Na audiência, a juíza questiona respostas da trabalhadora, atropela a todo instante a fala da depoente e chega a acusá-la de mentir. A magistrada age de forma irônica e parece sentir prazer em humilhar a mulher.
A trabalhadora era contratada como Pessoa Jurídica (PJ) e as regras da CLT (Consolidação das Leis do Trabalho), a princípio, não se aplicariam a ela.
Em alguns momentos, a advogada da depoente tenta interferir ao se deparar com as repetidas humilhações promovidas pela juíza. “Excelência, a senhora está constrangendo muito a minha cliente. Processualmente, não precisa ser constrangida. Infelizmente, sua postura é muito triste, rindo dela. Ela está aqui porque entende que tem um direito, se não tem, sentencie, mas não faça isso para constranger”, diz a advogada.

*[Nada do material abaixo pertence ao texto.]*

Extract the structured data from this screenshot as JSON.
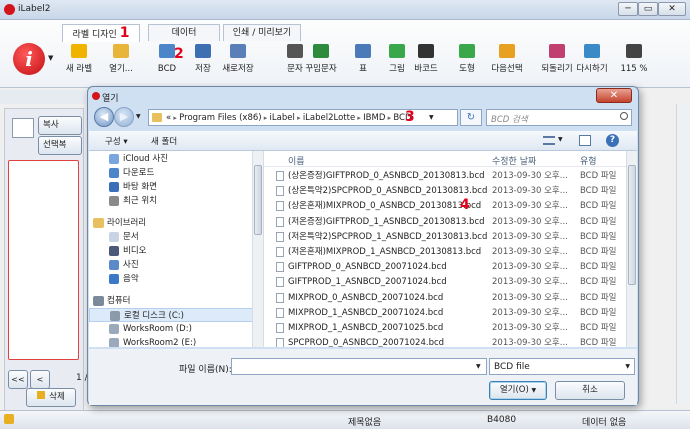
{
  "app": {
    "title": "iLabel2",
    "min": "─",
    "restore": "▭",
    "close": "✕"
  },
  "ribbon": {
    "tabs": [
      {
        "label": "라벨 디자인",
        "num": "1"
      },
      {
        "label": "데이터"
      },
      {
        "label": "인쇄 / 미리보기"
      }
    ],
    "buttons": [
      {
        "label": "새 라벨",
        "color": "#f0b400"
      },
      {
        "label": "열기...",
        "color": "#e8b43a"
      },
      {
        "label": "BCD",
        "color": "#4a86c8"
      },
      {
        "label": "저장",
        "color": "#3d6fb3"
      },
      {
        "label": "새로저장",
        "color": "#5a7fb8"
      },
      {
        "label": "문자",
        "color": "#555555"
      },
      {
        "label": "꾸밈문자",
        "color": "#2e8b3d"
      },
      {
        "label": "표",
        "color": "#4a7ab8"
      },
      {
        "label": "그림",
        "color": "#3aa84a"
      },
      {
        "label": "바코드",
        "color": "#333333"
      },
      {
        "label": "도형",
        "color": "#3aa84a"
      },
      {
        "label": "다음선택",
        "color": "#e8a020"
      },
      {
        "label": "되돌리기",
        "color": "#c04070"
      },
      {
        "label": "다시하기",
        "color": "#3a8ac8"
      },
      {
        "label": "115 %",
        "color": "#444444"
      }
    ],
    "num2": "2"
  },
  "left": {
    "btn1": "복사",
    "btn2": "선택복",
    "delete": "삭제",
    "page": "1 /"
  },
  "status": {
    "title": "제목없음",
    "size": "B4080",
    "data": "데이터 없음"
  },
  "dialog": {
    "title": "열기",
    "path": [
      "«",
      "Program Files (x86)",
      "iLabel",
      "iLabel2Lotte",
      "IBMD",
      "BCD"
    ],
    "num3": "3",
    "search_placeholder": "BCD 검색",
    "toolbar": {
      "organize": "구성 ▾",
      "new_folder": "새 폴더"
    },
    "nav": [
      {
        "type": "item",
        "label": "iCloud 사진",
        "color": "#7aa6e0"
      },
      {
        "type": "item",
        "label": "다운로드",
        "color": "#4a86c8"
      },
      {
        "type": "item",
        "label": "바탕 화면",
        "color": "#3a70b8"
      },
      {
        "type": "item",
        "label": "최근 위치",
        "color": "#8a8a8a"
      },
      {
        "type": "gap"
      },
      {
        "type": "group",
        "label": "라이브러리",
        "color": "#e8c060"
      },
      {
        "type": "item",
        "label": "문서",
        "color": "#c8d4e4"
      },
      {
        "type": "item",
        "label": "비디오",
        "color": "#4a5a78"
      },
      {
        "type": "item",
        "label": "사진",
        "color": "#5a8ac8"
      },
      {
        "type": "item",
        "label": "음악",
        "color": "#3a78c8"
      },
      {
        "type": "gap"
      },
      {
        "type": "group",
        "label": "컴퓨터",
        "color": "#7a8a9a"
      },
      {
        "type": "item",
        "label": "로컬 디스크 (C:)",
        "color": "#8a9aaa",
        "selected": true
      },
      {
        "type": "item",
        "label": "WorksRoom (D:)",
        "color": "#9aaaba"
      },
      {
        "type": "item",
        "label": "WorksRoom2 (E:)",
        "color": "#9aaaba"
      }
    ],
    "columns": {
      "name": "이름",
      "date": "수정한 날짜",
      "type": "유형"
    },
    "files": [
      {
        "name": "(상온증정)GIFTPROD_0_ASNBCD_20130813.bcd",
        "date": "2013-09-30 오후...",
        "type": "BCD 파일"
      },
      {
        "name": "(상온특약2)SPCPROD_0_ASNBCD_20130813.bcd",
        "date": "2013-09-30 오후...",
        "type": "BCD 파일"
      },
      {
        "name": "(상온혼재)MIXPROD_0_ASNBCD_20130813.bcd",
        "date": "2013-09-30 오후...",
        "type": "BCD 파일"
      },
      {
        "name": "(저온증정)GIFTPROD_1_ASNBCD_20130813.bcd",
        "date": "2013-09-30 오후...",
        "type": "BCD 파일"
      },
      {
        "name": "(저온특약2)SPCPROD_1_ASNBCD_20130813.bcd",
        "date": "2013-09-30 오후...",
        "type": "BCD 파일"
      },
      {
        "name": "(저온혼재)MIXPROD_1_ASNBCD_20130813.bcd",
        "date": "2013-09-30 오후...",
        "type": "BCD 파일"
      },
      {
        "name": "GIFTPROD_0_ASNBCD_20071024.bcd",
        "date": "2013-09-30 오후...",
        "type": "BCD 파일"
      },
      {
        "name": "GIFTPROD_1_ASNBCD_20071024.bcd",
        "date": "2013-09-30 오후...",
        "type": "BCD 파일"
      },
      {
        "name": "MIXPROD_0_ASNBCD_20071024.bcd",
        "date": "2013-09-30 오후...",
        "type": "BCD 파일"
      },
      {
        "name": "MIXPROD_1_ASNBCD_20071024.bcd",
        "date": "2013-09-30 오후...",
        "type": "BCD 파일"
      },
      {
        "name": "MIXPROD_1_ASNBCD_20071025.bcd",
        "date": "2013-09-30 오후...",
        "type": "BCD 파일"
      },
      {
        "name": "SPCPROD_0_ASNBCD_20071024.bcd",
        "date": "2013-09-30 오후...",
        "type": "BCD 파일"
      }
    ],
    "num4": "4",
    "filename_label": "파일 이름(N):",
    "filename_value": "",
    "filetype": "BCD file",
    "open": "열기(O)",
    "cancel": "취소"
  }
}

Um vídeo publicado pela TV GGN no Youtube já soma mais de 1 milhão de visualizações:

Repercussão

Nas redes sociais, internautas demonstraram indignação. “Nossa, assisti tudo e cheguei a chorar. Juízes se acham deuses. Vergonha desse judiciário”, publicou uma pessoa.
“Cabe representação no CNJ, mas do jeito que as coisas andam é capaz de não dar em nada. Até as advogadas da depoente ficaram constrangidas. Juíza de Curitiba, né? Provavelmente discípula de Hardt e do ‘Conje'”, observou outra.
Após a repercussão do caso, o Tribunal Regional do Trabalho do Paraná (TRT-PR) postou uma nota em seu site e afirmou que a conduta da magistrada seria apurada. O nome da juíza não foi divulgado.
“Considerando a repercussão de vídeo referente à gravação audiovisual de audiência em processo trabalhista, o Tribunal Regional do Trabalho da 9ª Região esclarece primeiro, que seu quadro de magistrados e servidores procura zelar pelo atendimento a advogados, partes, testemunhas e todos os que se relacionam com a Instituição com profissionalismo, cordialidade e respeito. Eventuais desvios desse modelo de conduta sempre são analisados e tratados da forma mais adequada possível pelos seus órgãos competentes”, diz a nota do TRT.
O caso remete projeto de lei recentemente aprovado no Senado e na Câmara dos Deputados que trata do abuso de autoridade. Estão sujeitos a responder por crimes qualquer agente público da administração direta, indireta ou fundacional de qualquer dos poderes da União, dos estados, do Distrito Federal e dos municípios.